If you have always been kind of doubtful about the incredibly huge number of antivirus apps on Google Play Store, then your suspicion might have served your right.
I’m pretty sure we’ve all been through this phase of installing a “know-it-all software”, hoping and trusting that it will keep the annoyance away and still reserve its boundaries of privacy in the process. I would bet some of the users are still doing that.
Well, it does seem that over two-thirds of those apps that happily present themselves on Play Store are straight up fraudulent, leave alone being futile. A European company called AV-Comparatives just published research with the findings of tests done on 250 antivirus applications on Google’s platform.
The study apparently reveals that in the list, only 80 of them passed the site’s basic standards, showing competence at their work by detecting over 30% of around 2,000 venomous apps that AV-Comparatives threw at them.
The remaining about 170 apps showed too much failure to fit the benchmark, misidentified harmless apps as malicious with some of them even flagging themselves. In the short version, those apps suck.
According to the COO of AV-Comparatives, Peter Stelzhammer, the research even came to find bogus apps that labelled themselves as part of antiviruses. “In the times of rogue of antivirus software, you have to be aware of everything”, he added. The research approach must have been pretty easy if you ask since apps that only focus on whitelisting apps tends to block a whole lot of genuine ones.
In this case, the study notes that the antiviruses even forgot to list themselves as genuine, demonstrating huge failures. If you ask me, the common failure is pretty simple; they are not scanning app code and if they do, they are quite shady. That code may actually tend to also whitelist malicious codes that are actually from hackers so long as they cloak themselves in the name of a genuine one.
So why do programmers go through all the trouble of creating broken apps in the name of an anti-virus? To get users’ personal data. Apps like these and basically all antiviruses originally ask for deep permissions which they immediately get.
It does seem like data privacy is something we will always come back to when it comes to software and tech generally. These malicious apps are infamous for just pushing content into a phone and also being used to gather data from the phone. That data ranges from the device’s model, live GPS location, the phone number, online services and any other information up for grabs.
The apps that actually met the authenticity standards are those from security brands familiar to us, names like Kaspersky, AVG, McAfee and Symantec.
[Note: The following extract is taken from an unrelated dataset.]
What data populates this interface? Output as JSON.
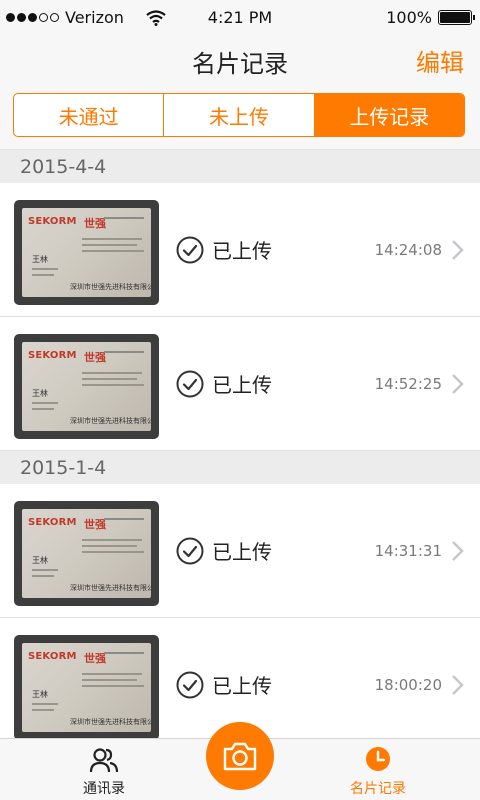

However, those that failed the test showed a familiar pattern of being created by amateur developers, were cookie-cutter apps or were from companies that really don’t care about security.
With Google being quiet about these finding, it is getting clearer that they have done a bad job in verifying the apps that come into the market. This may also serve as a reminder to users to be careful in what antivirus apps they bring in to their devices. However much it would be slightly possible for Google to verify the genuine apps, they cannot save you in terms of the quality needed to safeguard your phone.